What are the differences between these clones? There has been much discussion and speculation among winemakers and drinkers about the characteristics and attributes of certain clones. I’ve compiled a few notable characteristics of each clone, all of which are cultivated here in Oregon.
Wädenswil Clone – This is the work horse of all the clones. It was cultivated for its reliability and heartiness. The grapes that come from these clones possess crisp acids, red fruit and a simple straight forward structure.
“The Teen Clones” – Besides the fact that they tend to ignore the advice of their parent clones, these clones usually possess red fruit aromas and flavors and are lighter and brighter than the 667 or 777 clones.
Clone #113 – The most elegant of the “teen” clones with prominent floral components, terrific texture and moderate tannins.
Clone #114 – This particular clone also has rich aromas and good structure, but is primarily cultivated for its darker color and stronger tannins.
Clone #115 – This is known as the “quality producer” since it possesses a deep purplish color, spicy aromas and notable long tannins which enable the wine to age.
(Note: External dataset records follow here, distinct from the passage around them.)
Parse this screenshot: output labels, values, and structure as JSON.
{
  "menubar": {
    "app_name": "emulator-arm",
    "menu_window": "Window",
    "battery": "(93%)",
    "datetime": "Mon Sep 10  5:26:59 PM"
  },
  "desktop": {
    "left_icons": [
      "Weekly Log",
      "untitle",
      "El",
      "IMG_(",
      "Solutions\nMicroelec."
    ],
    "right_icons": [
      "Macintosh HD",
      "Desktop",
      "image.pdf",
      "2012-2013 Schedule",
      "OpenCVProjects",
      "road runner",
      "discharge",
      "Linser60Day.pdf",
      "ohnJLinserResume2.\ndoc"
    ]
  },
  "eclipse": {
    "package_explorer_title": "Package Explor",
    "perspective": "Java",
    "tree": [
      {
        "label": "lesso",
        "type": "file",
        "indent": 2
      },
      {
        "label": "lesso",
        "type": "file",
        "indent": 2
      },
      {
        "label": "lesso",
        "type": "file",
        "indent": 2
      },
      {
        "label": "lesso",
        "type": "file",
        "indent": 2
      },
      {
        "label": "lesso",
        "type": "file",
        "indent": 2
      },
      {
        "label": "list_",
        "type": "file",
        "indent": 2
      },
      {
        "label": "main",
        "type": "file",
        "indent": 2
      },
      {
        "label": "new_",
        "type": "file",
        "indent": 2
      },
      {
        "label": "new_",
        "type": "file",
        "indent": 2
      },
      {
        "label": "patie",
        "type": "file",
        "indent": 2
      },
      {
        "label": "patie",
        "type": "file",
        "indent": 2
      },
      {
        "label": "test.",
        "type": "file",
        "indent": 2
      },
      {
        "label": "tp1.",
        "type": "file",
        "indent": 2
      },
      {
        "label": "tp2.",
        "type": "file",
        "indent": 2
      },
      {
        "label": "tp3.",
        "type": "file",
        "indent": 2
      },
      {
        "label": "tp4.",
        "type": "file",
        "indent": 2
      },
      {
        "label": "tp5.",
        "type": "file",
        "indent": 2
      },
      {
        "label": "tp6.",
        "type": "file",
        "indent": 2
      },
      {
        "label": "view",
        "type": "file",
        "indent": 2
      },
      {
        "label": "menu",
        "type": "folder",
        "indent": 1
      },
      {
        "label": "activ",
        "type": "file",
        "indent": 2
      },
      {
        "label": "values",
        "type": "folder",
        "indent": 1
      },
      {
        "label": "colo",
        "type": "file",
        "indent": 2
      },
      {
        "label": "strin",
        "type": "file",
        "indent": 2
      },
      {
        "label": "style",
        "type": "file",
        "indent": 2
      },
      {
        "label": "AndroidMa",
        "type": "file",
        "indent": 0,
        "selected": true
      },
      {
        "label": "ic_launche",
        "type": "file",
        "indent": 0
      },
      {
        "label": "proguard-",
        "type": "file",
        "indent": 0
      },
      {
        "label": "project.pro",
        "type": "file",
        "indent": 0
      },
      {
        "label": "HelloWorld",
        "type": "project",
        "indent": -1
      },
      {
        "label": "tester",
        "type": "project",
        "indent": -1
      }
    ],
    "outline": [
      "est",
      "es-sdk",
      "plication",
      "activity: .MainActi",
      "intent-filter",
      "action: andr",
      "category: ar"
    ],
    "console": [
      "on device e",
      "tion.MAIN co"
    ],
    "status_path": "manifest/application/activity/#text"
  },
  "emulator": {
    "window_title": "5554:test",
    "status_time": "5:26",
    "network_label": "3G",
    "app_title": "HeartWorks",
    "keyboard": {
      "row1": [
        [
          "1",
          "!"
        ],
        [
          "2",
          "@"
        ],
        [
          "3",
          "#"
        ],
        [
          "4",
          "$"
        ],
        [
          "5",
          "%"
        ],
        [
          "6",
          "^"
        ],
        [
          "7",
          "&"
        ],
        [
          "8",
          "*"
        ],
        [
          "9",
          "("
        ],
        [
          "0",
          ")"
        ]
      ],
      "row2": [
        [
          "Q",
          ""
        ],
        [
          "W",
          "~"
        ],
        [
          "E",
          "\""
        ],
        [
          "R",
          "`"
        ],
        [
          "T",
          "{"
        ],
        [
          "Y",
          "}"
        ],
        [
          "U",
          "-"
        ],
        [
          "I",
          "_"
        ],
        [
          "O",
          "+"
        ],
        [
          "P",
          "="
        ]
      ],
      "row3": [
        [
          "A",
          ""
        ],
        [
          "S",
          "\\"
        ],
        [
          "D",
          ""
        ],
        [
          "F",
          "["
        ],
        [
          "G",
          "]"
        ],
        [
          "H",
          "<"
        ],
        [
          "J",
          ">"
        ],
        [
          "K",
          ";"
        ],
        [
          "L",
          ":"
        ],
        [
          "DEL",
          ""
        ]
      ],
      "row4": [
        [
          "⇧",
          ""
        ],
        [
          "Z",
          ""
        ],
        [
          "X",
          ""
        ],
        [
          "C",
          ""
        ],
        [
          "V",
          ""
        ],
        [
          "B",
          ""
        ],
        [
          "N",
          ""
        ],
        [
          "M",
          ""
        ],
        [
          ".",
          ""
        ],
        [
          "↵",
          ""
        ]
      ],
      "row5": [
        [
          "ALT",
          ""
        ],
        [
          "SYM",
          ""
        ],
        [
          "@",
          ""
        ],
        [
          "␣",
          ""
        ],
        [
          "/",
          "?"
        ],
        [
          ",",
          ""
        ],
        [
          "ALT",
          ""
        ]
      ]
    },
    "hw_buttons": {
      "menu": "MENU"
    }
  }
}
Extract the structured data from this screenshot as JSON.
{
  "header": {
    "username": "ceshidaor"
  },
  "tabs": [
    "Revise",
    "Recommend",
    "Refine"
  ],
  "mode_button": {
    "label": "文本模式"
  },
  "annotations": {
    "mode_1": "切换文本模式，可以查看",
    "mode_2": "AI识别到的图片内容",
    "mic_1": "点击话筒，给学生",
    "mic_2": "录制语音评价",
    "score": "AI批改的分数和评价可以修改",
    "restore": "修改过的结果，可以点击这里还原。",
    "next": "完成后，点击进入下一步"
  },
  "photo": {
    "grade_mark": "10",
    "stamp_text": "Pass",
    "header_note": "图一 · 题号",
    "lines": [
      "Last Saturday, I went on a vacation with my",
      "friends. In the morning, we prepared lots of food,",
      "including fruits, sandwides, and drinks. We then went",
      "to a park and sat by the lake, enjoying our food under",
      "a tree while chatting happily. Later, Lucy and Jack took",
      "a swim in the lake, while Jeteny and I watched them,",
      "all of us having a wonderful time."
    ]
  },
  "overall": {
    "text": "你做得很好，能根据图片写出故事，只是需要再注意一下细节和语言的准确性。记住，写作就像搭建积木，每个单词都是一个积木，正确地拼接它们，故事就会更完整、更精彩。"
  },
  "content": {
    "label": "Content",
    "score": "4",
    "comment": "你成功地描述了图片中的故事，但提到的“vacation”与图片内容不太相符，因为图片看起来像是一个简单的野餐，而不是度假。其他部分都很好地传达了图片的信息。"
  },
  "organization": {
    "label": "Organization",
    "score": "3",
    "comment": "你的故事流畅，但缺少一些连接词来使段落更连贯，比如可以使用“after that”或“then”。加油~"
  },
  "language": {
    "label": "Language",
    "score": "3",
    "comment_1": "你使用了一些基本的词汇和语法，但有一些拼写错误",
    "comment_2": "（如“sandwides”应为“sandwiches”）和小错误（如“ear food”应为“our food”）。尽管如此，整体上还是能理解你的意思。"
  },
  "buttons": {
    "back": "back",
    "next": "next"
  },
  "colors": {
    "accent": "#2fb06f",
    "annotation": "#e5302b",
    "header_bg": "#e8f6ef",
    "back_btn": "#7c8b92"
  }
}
This particular clone can make a great wine on its own.
“The Sixes and Sevens”- These clones produce darker and fleshier wines with flavors of black fruit.
Clone #667 – This clone is known for its intense color, aromas, black sweet fruit and fine tannins.
Clone #777 – Higher in quality and consistency than the other clones, 777 possesses denser and more complex notes of earth, black fruit, cassis, leather and tobacco.
Pommard – Named for the famous region of Burgundy, this clone is known for its blue-black fruit, superior balance, complexity and intense color. It yields a more viscous wine with a richer mouth feel.